Often the first disagreement between newlyweds isn’t about money, household chores or even the in-laws.
Instead, the issues that pop up are more likely to involve the “small stuff” - things like whether the toilet paper roll faces over or under; if that loved, well-worn recliner is going to be part of the living room décor; or whether their first furniture purchase together will be the bedroom ensemble she adores or the large, flat-screen television he can’t live without.
As longtime couples know, compromise is a big part of marriage. Newlyweds setting up their first home together also quickly come to that conclusion, having to adjust to each other’s living habits and home décor styles.
For Carol Campbell, it was also about getting used to calling his house their home. Born and raised in Fenton, Campbell was divorced for eight years before she married her husband Gary last June. They moved into his house and decided that Carol, an event designer with an eye for color and home décor, would re-paint. They ended up re-painting almost every room. If he was undecided about some of the color choices, Carol put color samples on the walls for a few days so he had a better idea of what the room would look like.
Interior designer Melinda Bierman has helped many newlywed couples navigate home design situations during her tenure at Fenton Home Furnishings. She has some words of advice for this summer’s brides and grooms:
Develop a couple style
Some guys really get into the design element of home furnishings while others rather leave the details to their bride. To develop a style that represents both partners, Bierman suggests browsing catalogs and websites to discuss different aspects of home furnishings.
When it comes to sofas, for example, talk about the design as well as the material and color choices. Sometimes both can fall in love with the design but have differing opinions on the color.
“Try to narrow it down before you go into a store,” she said.
Bierman and her fiancé have followed that advice themselves. By discussing furnishing choices, they discovered that style is very important to her, while he is all about comfort.
“He likes the craziest stuff,” said Bierman, who is set to be married next month.
On merging households
Many couples have their own furnishings that they bring into the marriage. Other items they will acquire through wedding gifts, secondhand contributions from friends and family members and new purchases together.
Since both were married before, Gary and Carol had everything they needed to furnish their home. However, Carol had replaced nearly all her furnishings following her divorce, so she brought many of her items with her into their new home.
Likewise, for Bierman and her fiancé, the choices were also relatively simple. Since home décor plays such a big role in her career and life, many of her furnishings are fairly new and were incorporated nicely into their home. His stuff consisted mainly of hand-me-downs – except for the electronics.
“The guy always has a good TV,” she said.
Her fiancé’s remaining items were put in storage until they purchase their first house and need to furnish a basement, guest space and other rooms. However, one chair will always have a place of honor in their home: A chair given to Bierman’s fiancé by his grandma as a gift.
A chair that Gary loves also remains in their living room. Although Carol called the chair big, she said it goes with the color scheme in the room and he likes it.
“It makes him happy, so that’s OK,” she said.

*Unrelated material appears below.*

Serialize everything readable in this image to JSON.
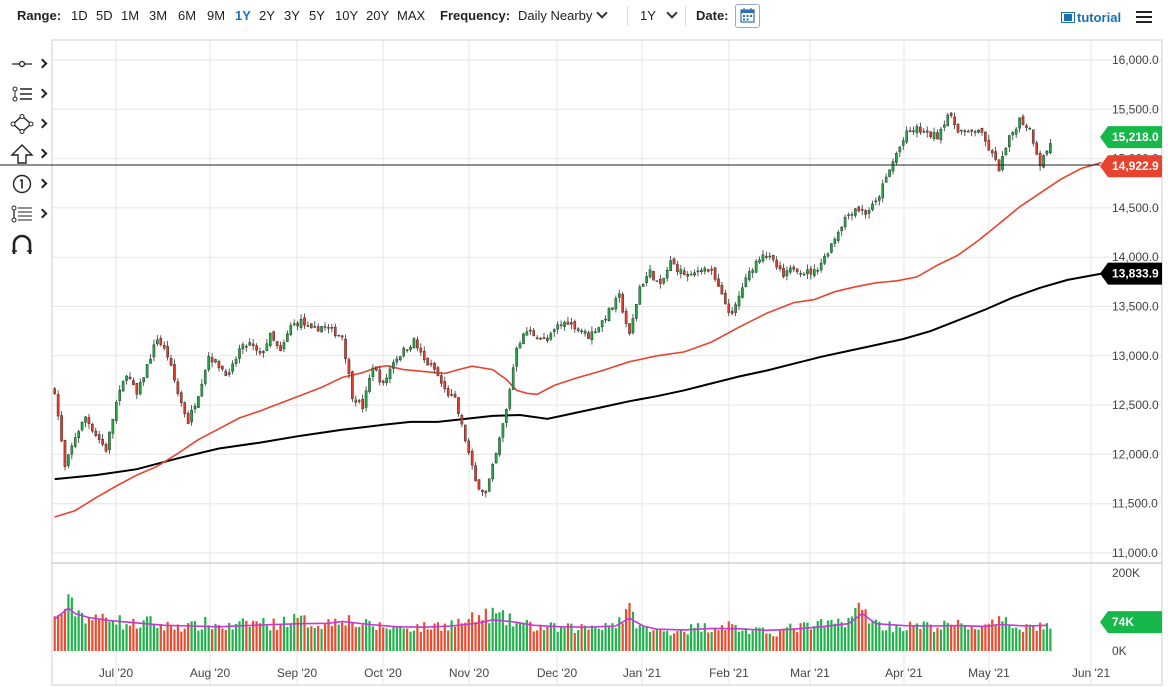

Make first purchases smart ones
Consider a new mattress as the first purchase together. Bierman’s reasoning is simple: People spend more time in bed and use the mattress more than any other piece of furniture in the home. Many newlyweds also bring into the marriage a mattress that is too small for a couple or too old after hanging on to it since high school.
Discuss the level of support and the firmness of the mattress and then take a trip to the store to find one that works for both partners.
“It should be all about comfort,” said Bierman. “Sleep affects so many parts of our lives.”
Newlyweds should also discuss what defines them as a couple. If they love to entertain, perhaps a large dining room table is more essential to them than other furnishings. If they already have children, maybe a bedroom retreat makes more sense.
Compromise is key
When it comes down to it, compromise is important. Carol Campbell said she and Gary had to get used to each other’s living habits, but it was easy for her to be OK with things like him loading the dishwasher a different way than she does it because she is grateful that he takes care of the household chore. She is happy with her home and her marriage and knows that she and Gary are meant to be together.
After their first date, which included them talking for three hours before they even ordered dinner, she drove away knowing that her life was changed. She said aloud to herself in her car that evening that this was the man she was going to spend the rest of her life with.